Todo terminó, todo termina, también este soliloquio. Parte de mí terminó muerta en aquella excursión. Ya va quedando menos (gracias a Dios)

ADios.

Toledo y Madrid, 13 de Mayo de 1987.

Cómo recorrer 3/4 partes de Toledo solo y durmiendo al aire libre (III)

Continuación de Cómo recorrer 3/4 partes de Toledo solo y durmiendo al aire libre (II).

Hoy ya no es día 2, pero he de completar este corto, brevísimo diario.

Me desperté soñando no recuerdo qué acerca de quien más recuerdo. Hasta cierto punto, eso me enfureció, pensar que ni en mis sueños era libre de no pensar en ella. Eran sólo las 6:35 pero no quería reconciliar el sueño ni el ensueño. Con energía y sin pereza, lo cual me sorprendió, me incorporé y comencé a organizarme para irme.

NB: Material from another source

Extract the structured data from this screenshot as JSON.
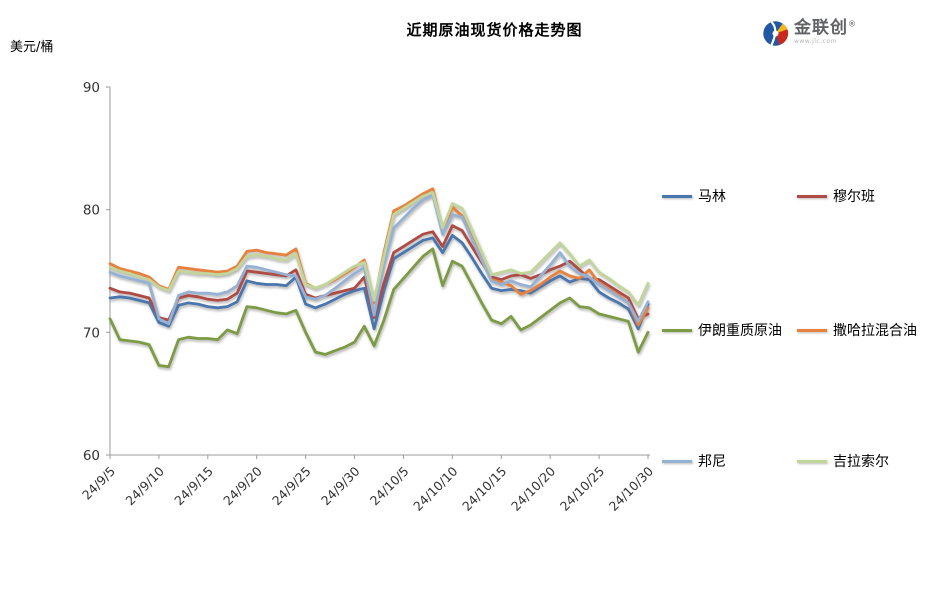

Recogí la tumbona y pensé dejarle algún mensaje escrito de agradecimiento pero no me ocurría nada ocurrente y lo dejé en las gracias orales que el día anterior le había dado.

A la salida del camping hube de pagar para recobrar mi carnet de identidad que había tenido que dejar allí en depósito la noche anterior, al entrar.

Salí, sin saber donde ir, pero no quería seguir en Toledo. Decidí visitar la oficina de información y turismo para conseguir un mapa de la provincia e información, como es obvio tener una oficina de información; con la intención de visitar el Casar de Escalona o Cazalegas.

Estaba cerrada.

Volví al parque en el que el día pasado había estado recordando y me dije a mí mismo: – Esta vez no te pasará-. Pero me pasó. Pronto pensé: ¿por qué quiero sentarme justo en el banco en el que estuve ayer? aún es más, ¿desde cuando me gustan a mí los parques?

Las respuestas a estas y otras preguntas llevaban su nombre como portada y no quería ni mirarlas. En realidad, las sabía.

Extraje las cartas de mi macuto y me preparé para hacer un solitario. Comencé. Era su solitario; el solitario que ella me había enseñado a hacer. Ya no sabía qué hacer. Los nervios se estaba apoderando de mí. Entonces volví a huir otra vez más de los recuerdos de aquel parque que parecía tener algo especial para recordarla.

Me dirigí al centro de la ciudad, a pasearme por las callejuelas bulliciosas y en las que debía estar atento para no chocar no con las gentes, ni con los coches, ni con las paredes y ello me distrajo lo suficiente para calmarme.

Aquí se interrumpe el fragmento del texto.